No Colégio Americano os rituais de todos os dias foram seguidos. Os professores deram aulas, a cantina funcionou normalmente e havia por parte do corpo docente a preocupação de não se falar de política, sobretudo da deposição do presidente Goulart. Quem quisesse saber desse tipo de assunto deveria ouvir rádio, televisão e comprar jornais que tinham mais ou menos a mesma linha. Ou conversar com os pais. Meu avô chegaria em casa com o "Diário da Noite", do Rio de Janeiro, exemplar trazido por um amigo que chegou a Vitória de avião pela manhã, e a manchete dizia: "Decidiu o Congresso essa madrugada - Ranieri Mazzilli é o presidente" Todas as letras em caixa alta (maiúsculas). Esse jornal ficou anos lá na casa da família até que alguém sumiu com ele. Jogou fora.

A quase totalidade dos outros seguiu o mesmo caminho. Mas não todos. A história registra que três jornais defenderam o respeito à Constituição: "Última Hora", "A Noite" e "Diário Carioca", sendo que os dois últimos tinham poucos leitores. A revista "Fatos & Fotos" noticiou "A grande rebelião", tentando dar um verniz de imparcialidade ao noticiário. "O Cruzeiro", que chegaria à nossa casa, deu uma edição extra com "Edição Histórica da Revolução". E surgia assim o termo "Revolução" ligado ao golpe de Estado e que a imensa maioria dos meios de comunicação usou desde então, o mesmo acontecendo com os militares. "O Estado de S. Paulo" não perdeu tempo e noticiou: "Vitorioso o movimento democrático". Estava decidido que o governo Goulart era antidemocrático! Bebeu do próprio sangue: inconformado em ter censores na redação, o Estadão passou a se opor à ditadura, não substituía as matérias censuradas e no lugar delas colocava receitas culinárias ou poesias. Todo mundo sabia o que aquilo queria dizer. 

Eu, uma vez no colégio fiz o que sempre fazia todos os dias: vi as aulas com atenção, no recreio comi um sanduiche de mortadela e tomei um refresco de groselha (como gostava daquilo!), conversei muito com os amigos e mais uma vez não pude sair no intervalo. Estava no ginásio e sair do colégio entre as aulas - na maioria dos casos para fumar um cigarrinho - só era permitido aos alunos e alunas do científico. Coisas do velho Americano! E na saída do colégio, uma surpresa: meu avô foi me buscar para "escoltar" até em casa. Andava com seu passo apressado de sempre, praticamente me rebocando e pedindo para que eu me adiantasse. Queria me ver dentro da residência o mais depressa possível. À noite, juntamente com a TV, ouvimos um pouco de rádio e ele vaticinou: "O novo governo vai ser portador de um tempo de muita paz para o Brasil."

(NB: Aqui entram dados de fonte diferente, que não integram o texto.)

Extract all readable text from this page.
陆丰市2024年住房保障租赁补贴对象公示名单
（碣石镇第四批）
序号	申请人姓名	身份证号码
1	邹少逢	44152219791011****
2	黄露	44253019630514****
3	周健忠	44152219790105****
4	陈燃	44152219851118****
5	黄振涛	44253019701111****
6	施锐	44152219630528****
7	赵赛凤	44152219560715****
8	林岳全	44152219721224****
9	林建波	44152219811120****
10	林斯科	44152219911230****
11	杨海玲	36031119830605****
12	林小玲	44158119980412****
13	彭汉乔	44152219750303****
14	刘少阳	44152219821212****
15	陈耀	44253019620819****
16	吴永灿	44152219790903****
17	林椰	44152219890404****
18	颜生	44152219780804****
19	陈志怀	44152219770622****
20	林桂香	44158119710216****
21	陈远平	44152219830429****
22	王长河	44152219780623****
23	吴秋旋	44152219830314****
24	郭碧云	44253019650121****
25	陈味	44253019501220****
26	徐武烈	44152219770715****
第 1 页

Ele nunca tinha sido bom de vaticínios!      

28 de março de 2024

Faz 60 anos... (4)


A noite de 1º de abril de 1964 foi de busca de informações para muita gente em Vitória e cidades do mesmo porte. Afora Rio de Janeiro, São Paulo, Belo Horizonte, Porto Alegre (para onde o presidente João Goulart havia se deslocado para ficar junto ao governador Leonel Brizola e tentar a resistência) e outras metrópoles, poucos tinham informações precisas sobre o que acontecia no Brasil e particularmente em Brasília. Era preciso esperar pelo noticiário noturno das TVs já controladas pelo novo governo ou adesistas a ele, ou nas rádios que estavam na mesma toada. Os jornais, esses circulariam no dia seguinte ainda sem sensores nas redações mas já com "orientações" sobre como noticiar o movimento que havia "salvo" nossa frágil democracia.

A cidade, com o por do sol, ficou ainda mais vazia. A maioria das pessoas não obrigadas a trabalhar à noite, preferiu se recolher mais cedo. E isso porque naquele mesmo dia começava, por parte dos militares a para eles incansável busca dos "subversivos". Garoto, na época, eu não conhecia ninguém do gênero. Mas depois de adulto, trabalhando com jornalismo, acabei amigo de muitos dos que sobreviveram.       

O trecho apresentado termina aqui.